Urban Pioneer: Interiors Inspired by Industrial Design
Urban living is soaring in popularity as we flock to cities to pursue jobs, easy commutes, and other amenities. New pressures on housing mean that pioneering homeowners are converting ex-industrial, non-residential spaces into innovative homes.
The conversion of such buildings into residential spaces first emerged in the 1960s and '70s. A decline in manufacturing in city centres meant that many warehouses and factories became vacant, attracting the first wave of urban pioneers--artists and creatives seeking cheap rents and large interiors to use as studio spaces. Since then, industrial areas in many cities have become sought-after residential districts and urban regeneration has gone from strength to strength. Nowadays the trend shows no sign of waning, with a second generation of urban pioneers cleverly converting former lofts, warehouses, schools, factories, offices, and retail spaces into highly desirable homes full of personality and soul.
In Urban Pioneer, Sara Emslie investigates the practice for transforming non-residential spaces into homes, the key elements of the look--from exposed brickwork to copper piping and metal roof trusses--and the related rise in the popularity of industrial design. She then explores 12 inspiring and varied real-life homes that showcase the very best of the Urban Pioneer look.

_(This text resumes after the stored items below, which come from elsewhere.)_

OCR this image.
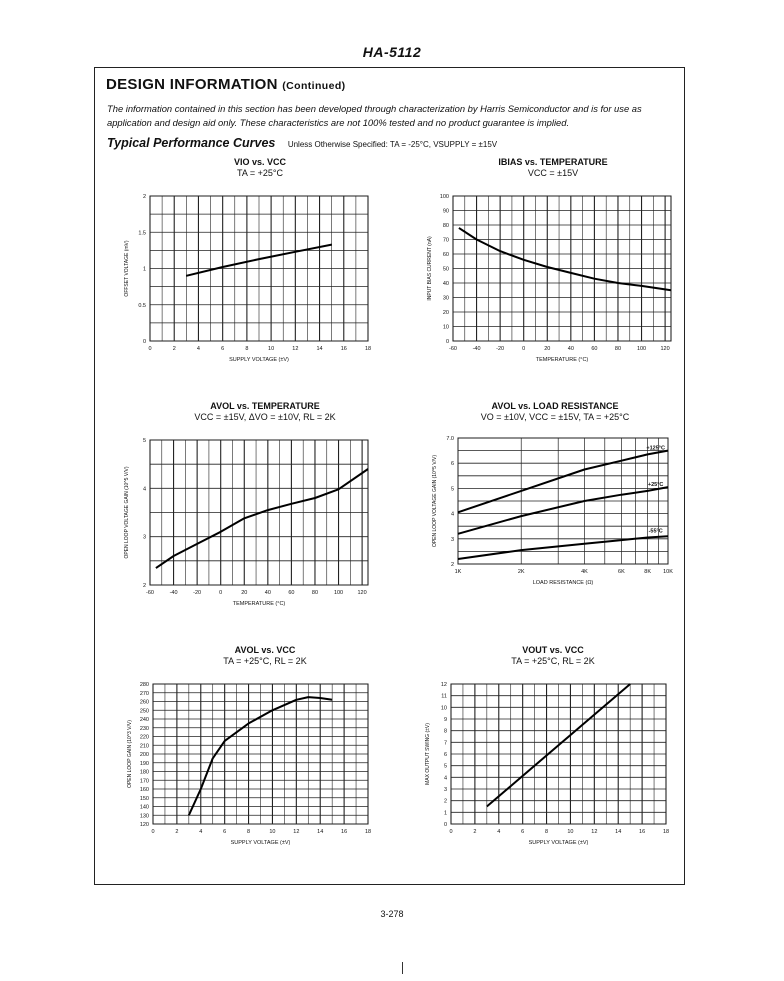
HA-5112
DESIGN INFORMATION (Continued)
The information contained in this section has been developed through characterization by Harris Semiconductor and is for use as application and design aid only. These characteristics are not 100% tested and no product guarantee is implied.
Typical Performance Curves Unless Otherwise Specified: TA = -25°C, VSUPPLY = ±15V
VIO vs. VCC
TA = +25°C
IBIAS vs. TEMPERATURE
VCC = ±15V
AVOL vs. TEMPERATURE
VCC = ±15V, ΔVO = ±10V, RL = 2K
AVOL vs. LOAD RESISTANCE
VO = ±10V, VCC = ±15V, TA = +25°C
AVOL vs. VCC
TA = +25°C, RL = 2K
VOUT vs. VCC
TA = +25°C, RL = 2K
0	2	4	6	8	10	12	14	16	18
0
0.5
1
1.5
2
SUPPLY VOLTAGE (±V)
OFFSET VOLTAGE (mV)
-60	-40	-20	0	20	40	60	80	100	120
0
10
20
30
40
50
60
70
80
90
100
TEMPERATURE (°C)
INPUT BIAS CURRENT (nA)
-60	-40	-20	0	20	40	60	80	100	120
2
3
4
5
TEMPERATURE (°C)
OPEN LOOP VOLTAGE GAIN (10^5 V/V)
1K	2K	4K	6K	8K 10K
2
3
4
5
6
7.0
LOAD RESISTANCE (Ω)
OPEN LOOP VOLTAGE GAIN (10^5 V/V)
+125°C
+25°C
-55°C
0	2	4	6	8	10	12	14	16	18
120
130
140
150
160
170
180
190
200
210
220
230
240
250
260
270
280
SUPPLY VOLTAGE (±V)
OPEN LOOP GAIN (10^3 V/V)
0	2	4	6	8	10	12	14	16	18
0
1
2
3
4
5
6
7
8
9
10
11
12
SUPPLY VOLTAGE (±V)
MAX OUTPUT SWING (±V)
3-278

Sara Emslie is a London-based interiors stylist and writer. With over 15 years of experience, her work has appeared in titles such as World of Interiors, Homes and Gardens, Living Etc, Red magazine, YOU magazine and the Daily Telegraph. Her relaxed and modern style is also in demand by many major commercial clients too. For Ryland Peters & Small, Sara is the author of the bestselling Beautifully Small. She currently lives in Richmond, London.